Thursday, May 05, 2005

Leader comment: Fastlane the expressway

Fastlane the expressway
Karnataka’s infrastructural growth requires enlightened verdicts like this one

Shekhar Gupta, Editor, The Indian Express

Maharashtra today is paying the price in terms of public anger for the lethargy its political leaders have demonstrated over planning for adequate power generation within the state. The political custodians of neighbouring Karnataka, too, have betrayed a similar shortsightedness, especially when it came to building infrastructure like the metro that Bangalore desperately needs, or the international airport which got the green flag only a couple of months ago after hanging fire for years on end.
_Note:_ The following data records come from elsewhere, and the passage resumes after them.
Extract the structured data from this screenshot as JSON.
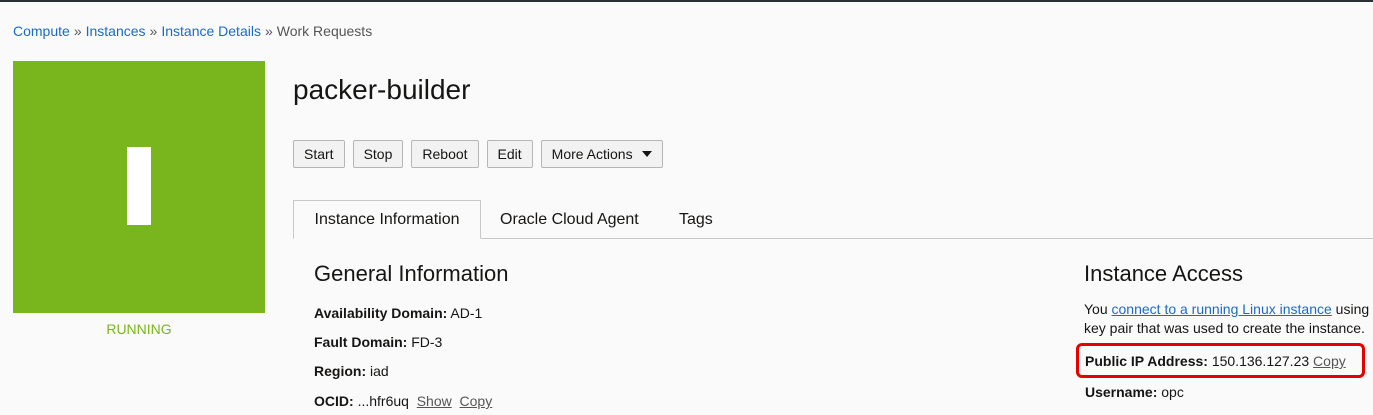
{
  "breadcrumb": {
    "items": [
      "Compute",
      "Instances",
      "Instance Details"
    ],
    "current": "Work Requests",
    "separator": "»"
  },
  "instance": {
    "icon_letter": "I",
    "status": "RUNNING",
    "name": "packer-builder",
    "status_color": "#79b51c"
  },
  "actions": {
    "start": "Start",
    "stop": "Stop",
    "reboot": "Reboot",
    "edit": "Edit",
    "more": "More Actions"
  },
  "tabs": [
    "Instance Information",
    "Oracle Cloud Agent",
    "Tags"
  ],
  "general": {
    "heading": "General Information",
    "availability_domain_label": "Availability Domain:",
    "availability_domain": "AD-1",
    "fault_domain_label": "Fault Domain:",
    "fault_domain": "FD-3",
    "region_label": "Region:",
    "region": "iad",
    "ocid_label": "OCID:",
    "ocid": "...hfr6uq",
    "show": "Show",
    "copy": "Copy"
  },
  "access": {
    "heading": "Instance Access",
    "text_before": "You ",
    "link": "connect to a running Linux instance",
    "text_after": " using key pair that was used to create the instance.",
    "public_ip_label": "Public IP Address:",
    "public_ip": "150.136.127.23",
    "copy": "Copy",
    "username_label": "Username:",
    "username": "opc"
  },
  "colors": {
    "accent_green": "#79b51c",
    "link_blue": "#1b6ac9",
    "highlight_red": "#e60000"
  }
}
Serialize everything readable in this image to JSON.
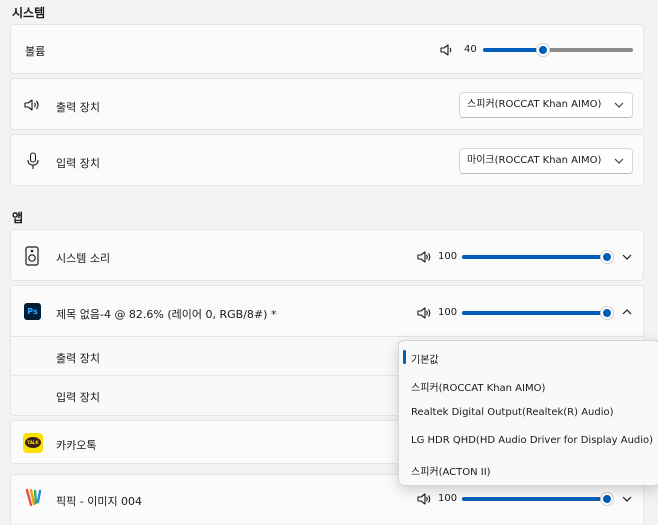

Indeed, if Karnataka had got its infrastructural planning right, it would have been looking the world in the face and its capital, Bangalore, could have emerged as the unchallenged hub of the world’s knowledge industry. If that prospect appears iffy at the moment, it is the state’s political leadership that is largely to blame.

Given this background, the Karnataka High Court’s judgment on Tuesday was especially useful. The state’s infrastructural growth requires precisely such enlightened verdicts. There are two aspects to this judgment that need to be flagged. One, the court is very clear in its mind that the four-lane Bangalore-Mysore highway — the agreement for which was signed exactly eight years ago — is in the state’s interest and must not be stalled at any cost. Two, the court’s unhappiness with the tactics of the state administration was expressly manifest in its move to prosecute Karnataka’s chief secretary and under secretary of the department of commerce and industry for seeking to mislead it. This was also an indictment of the politicians behind these bureaucrats, since it is they who chose to hobble the project by alleging — falsely, as the court discovered — that excess land had been acquired for the project.

The Karnataka government’s response to the verdict is of a piece with its generally retrogressive stance on such matters. When the court has ruled that work on the expressway should proceed apace, the state government now wishes to put a spanner in the works by filing an appeal against the judgment in the Supreme Court. This will only introduce more delays in a project that has already been dogged by uncertainty. The Congress leadership in New Delhi, and Congress President Sonia Gandhi specifically, should make the state’s Congress chief minister see sense. Karnataka requires greater connectivity and the need of the hour is to fastlane that expressway. The state’s future cannot be held to ransom by politicians whose vision does not extend beyond their own backyards.